Osteopenia: BMD between (<) –1 and (>) –2.5 SD below that of the young adult reference mean.
Osteoporosis: BMD more than (≤) –2.5 SD below the young adult reference mean.
The WHO definition is not applicable to other bone densitometry techniques (QCT, quantitative ultrasound) or other anatomical sites (e.g., calcaneus). Whole-body DXA with regional analysis gives information not only on total and regional BMD but also on body composition (lean muscle mass and fat mass).
DXA has some limitations: (1) it measures density/area (in g/cm2) of integral (cortical and trabecular) bone and not the volumetric density (in mg/cm3) as is provided by QCT. That means areal BMD is dependent on bone size and will thus overestimate fracture risk in short individuals with small bones, who will have lower areal BMD than normal-sized individuals. (2) Spine and hip DXA are also sensitive to artifacts caused by degenerative changes, and individuals with significant degenerative disease will have falsely increased areal BMD, which will indicate a lower fracture risk than is actually present. Also all structures overlying the spine such as aortic calcifications, or morphological abnormalities of the vertebrae such as fractures (false elevation of BMD) or laminectomy (false reduction) will affect DXA BMD measurements.

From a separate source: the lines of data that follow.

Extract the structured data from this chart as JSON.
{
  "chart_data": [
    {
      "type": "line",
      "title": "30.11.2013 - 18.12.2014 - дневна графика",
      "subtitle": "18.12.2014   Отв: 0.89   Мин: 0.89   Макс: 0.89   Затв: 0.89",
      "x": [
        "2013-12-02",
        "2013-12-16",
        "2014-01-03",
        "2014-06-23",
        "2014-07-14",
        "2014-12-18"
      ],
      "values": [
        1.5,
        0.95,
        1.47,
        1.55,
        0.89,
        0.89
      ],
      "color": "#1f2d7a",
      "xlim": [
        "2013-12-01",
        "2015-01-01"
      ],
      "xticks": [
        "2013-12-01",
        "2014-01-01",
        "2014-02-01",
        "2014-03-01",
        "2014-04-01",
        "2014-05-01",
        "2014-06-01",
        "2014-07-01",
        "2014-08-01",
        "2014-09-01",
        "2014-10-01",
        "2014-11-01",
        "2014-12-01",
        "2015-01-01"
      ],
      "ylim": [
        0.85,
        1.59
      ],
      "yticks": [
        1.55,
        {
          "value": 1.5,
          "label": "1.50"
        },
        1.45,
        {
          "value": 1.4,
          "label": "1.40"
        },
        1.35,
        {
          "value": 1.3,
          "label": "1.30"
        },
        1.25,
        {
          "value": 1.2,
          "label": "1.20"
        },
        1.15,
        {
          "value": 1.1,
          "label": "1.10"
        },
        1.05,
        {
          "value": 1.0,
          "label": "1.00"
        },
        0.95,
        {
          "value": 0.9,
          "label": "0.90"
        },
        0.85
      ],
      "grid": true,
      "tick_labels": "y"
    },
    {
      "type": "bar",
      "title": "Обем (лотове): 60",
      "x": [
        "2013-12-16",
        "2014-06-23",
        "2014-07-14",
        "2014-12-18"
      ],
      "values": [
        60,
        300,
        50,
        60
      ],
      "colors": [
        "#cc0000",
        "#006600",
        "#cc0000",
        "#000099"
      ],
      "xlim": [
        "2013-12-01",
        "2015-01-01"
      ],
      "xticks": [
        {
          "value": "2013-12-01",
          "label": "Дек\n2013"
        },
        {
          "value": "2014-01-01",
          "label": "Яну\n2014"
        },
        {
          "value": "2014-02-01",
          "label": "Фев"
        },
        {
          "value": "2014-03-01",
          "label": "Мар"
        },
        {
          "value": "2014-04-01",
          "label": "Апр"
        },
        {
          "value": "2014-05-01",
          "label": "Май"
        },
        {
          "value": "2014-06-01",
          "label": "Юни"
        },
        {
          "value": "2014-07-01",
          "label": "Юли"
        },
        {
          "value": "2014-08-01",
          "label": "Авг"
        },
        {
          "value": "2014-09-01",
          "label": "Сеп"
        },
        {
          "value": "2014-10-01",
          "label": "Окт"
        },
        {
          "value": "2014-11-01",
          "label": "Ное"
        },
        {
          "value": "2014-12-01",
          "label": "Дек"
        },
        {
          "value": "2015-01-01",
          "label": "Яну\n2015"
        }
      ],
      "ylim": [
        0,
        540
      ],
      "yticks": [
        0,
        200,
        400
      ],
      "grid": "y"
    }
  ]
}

26.1.2 Quantitative Computed Tomography
QCT provides a true volumetric density in mg/cm3, rather than the “areal” density (mg/cm2) of DXA. Using a calibration phantom, density values, measured in Hounsfield units, are transformed into BMD measured in mg hydroxyapatite/cm3. Typically, the L1–L3 vertebral bodies are measured (Fig. 26.2). In addition to the true volumetric measurements provided by QCT, the technique has several other important advantages over DXA. QCT can provide separate measures of cortical and trabecular BMD. Trabecular BMD is more sensitive to monitoring changes with disease and therapy, as trabecular bone is more metabolically active than cortical bone.3 Cross-sectional studies have shown that QCT BMD of the spine allows better discrimination of individuals with and without vertebral fractures. 4, 5 QCT is also better suited to examining obese patients as DXA makes assumptions about body composition and so has limitations in measuring BMD in patients with a body mass index over 25 kg/m2.
Limitations of QCT are a higher radiation dose (0.06 to 2.9 mSv depending on whether lumbar spine or hip are scanned and whether single-slice or volumetric techniques are used)1 and that the WHO T-score of −2.5 defining osteoporosis is not applicable to QCT. Currently, volumetric QCT techniques are preferred over single-slice techniques, 6, 7, 8, 9 and in clinical practice absolute measurements of BMD have been defined to characterize fracture risk: below 50 mg/cm3 = severe increase in fracture risk, 50 to 80 mg/cm3 = moderate increase in fracture risk, and 80 to 110 mg/cm3 = mild increase in fracture risk. According to the American College of Radiology Guidelines for QCT, a BMD range of 80 to 120 mg/cm3 is defined as osteopenic and values below 80 mg/cm3 as osteoporotic (ACR Practice Guideline for the Performance of Quantitative Computed Tomography, 2008).